Thomas Rüfenacht, in Lugano kassierten Sie eine Zehnminuten-Strafe, weil Sie Maxim Lapierre von der Bank aus provozierten. Was war da los?
Thomas Rüfenacht: Ich habe ihn ja bloss aufgezogen, weil ihn unser kleinster Spieler (der 18 Zentimter kleinere Ryan Lasch, die Red.) umgefahren hat. Es ist komisch. Lapierre provoziert, zieht sogar die Handschuhe aus. Reagiere ich, kriege sofort ich eine Strafe. Schiedsrichter Wiegand sagt, er habe mich mehrfach verwarnt. Doch es war so laut im Stadion. Wie hätte ich das denn hören sollen? Wo bleibt da das Fingerspitzengefühl? Es ist Playoff-Zeit. Die Fans wollen Emotionen sehen. Wir Spieler sollten uns doch noch die Meinung sagen dürfen. Es war ja auch nicht schlimm, was Lapierre machte.
Sie ärgerten sich. Weil Sie der Meinung sind, die Schiedsrichter würden immer gleich Sie rausstellen.
Das hat mit meinem Ruf zu tun. Trotzdem wurde es viel besser. Früher musste ich schon raus, wenn ich die Schiris nur schon komisch anschaute.
Haben auch Sie sich verändert?
Klar, wie Roger Federer.

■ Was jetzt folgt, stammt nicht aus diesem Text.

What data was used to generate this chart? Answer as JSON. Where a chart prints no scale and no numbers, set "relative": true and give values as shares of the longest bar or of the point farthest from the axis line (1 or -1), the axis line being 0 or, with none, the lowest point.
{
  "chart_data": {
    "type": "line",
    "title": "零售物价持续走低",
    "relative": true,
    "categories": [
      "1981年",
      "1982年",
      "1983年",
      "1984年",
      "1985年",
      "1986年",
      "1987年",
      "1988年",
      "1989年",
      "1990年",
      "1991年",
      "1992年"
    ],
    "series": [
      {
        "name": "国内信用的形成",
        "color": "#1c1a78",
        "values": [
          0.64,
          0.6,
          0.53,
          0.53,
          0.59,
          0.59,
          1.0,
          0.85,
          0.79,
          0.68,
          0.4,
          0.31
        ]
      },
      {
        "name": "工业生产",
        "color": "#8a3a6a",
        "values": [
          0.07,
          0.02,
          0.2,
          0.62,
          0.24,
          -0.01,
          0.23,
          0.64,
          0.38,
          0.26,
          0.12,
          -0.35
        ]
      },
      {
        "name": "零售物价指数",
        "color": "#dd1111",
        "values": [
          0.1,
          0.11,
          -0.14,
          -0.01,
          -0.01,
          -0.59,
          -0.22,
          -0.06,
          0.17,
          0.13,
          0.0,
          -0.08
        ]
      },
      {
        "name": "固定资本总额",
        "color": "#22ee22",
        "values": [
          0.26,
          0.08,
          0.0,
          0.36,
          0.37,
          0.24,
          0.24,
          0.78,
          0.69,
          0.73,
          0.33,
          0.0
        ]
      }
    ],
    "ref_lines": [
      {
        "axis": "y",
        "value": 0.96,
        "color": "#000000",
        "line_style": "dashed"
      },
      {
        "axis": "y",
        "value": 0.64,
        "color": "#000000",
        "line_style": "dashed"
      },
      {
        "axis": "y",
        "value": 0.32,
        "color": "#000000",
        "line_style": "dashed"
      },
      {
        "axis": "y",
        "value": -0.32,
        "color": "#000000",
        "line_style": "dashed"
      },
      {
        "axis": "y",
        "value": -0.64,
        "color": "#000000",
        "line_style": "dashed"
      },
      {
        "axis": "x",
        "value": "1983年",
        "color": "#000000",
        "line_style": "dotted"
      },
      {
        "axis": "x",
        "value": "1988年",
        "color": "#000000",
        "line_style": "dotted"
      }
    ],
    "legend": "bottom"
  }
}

Als Teenager hat er Rackets zerschlagen, wurde dann auch ruhiger. Ich hatte gegenüber den Schiedsrichtern eine grosse Klappe. Jetzt ist der gegenseitige Respekt gestiegen.
Sie bezeichneten sich einst selbst als Hitzkopf.
Meine Rolle hat sich geändert. Ich bilde mit Moser und Arcobello eine Linie, fokussiere mich mehr aufs Spiel. Aber ich kann gut adaptieren. Das Team ist meine Familie. Tut man ihr weh, werde ich böse.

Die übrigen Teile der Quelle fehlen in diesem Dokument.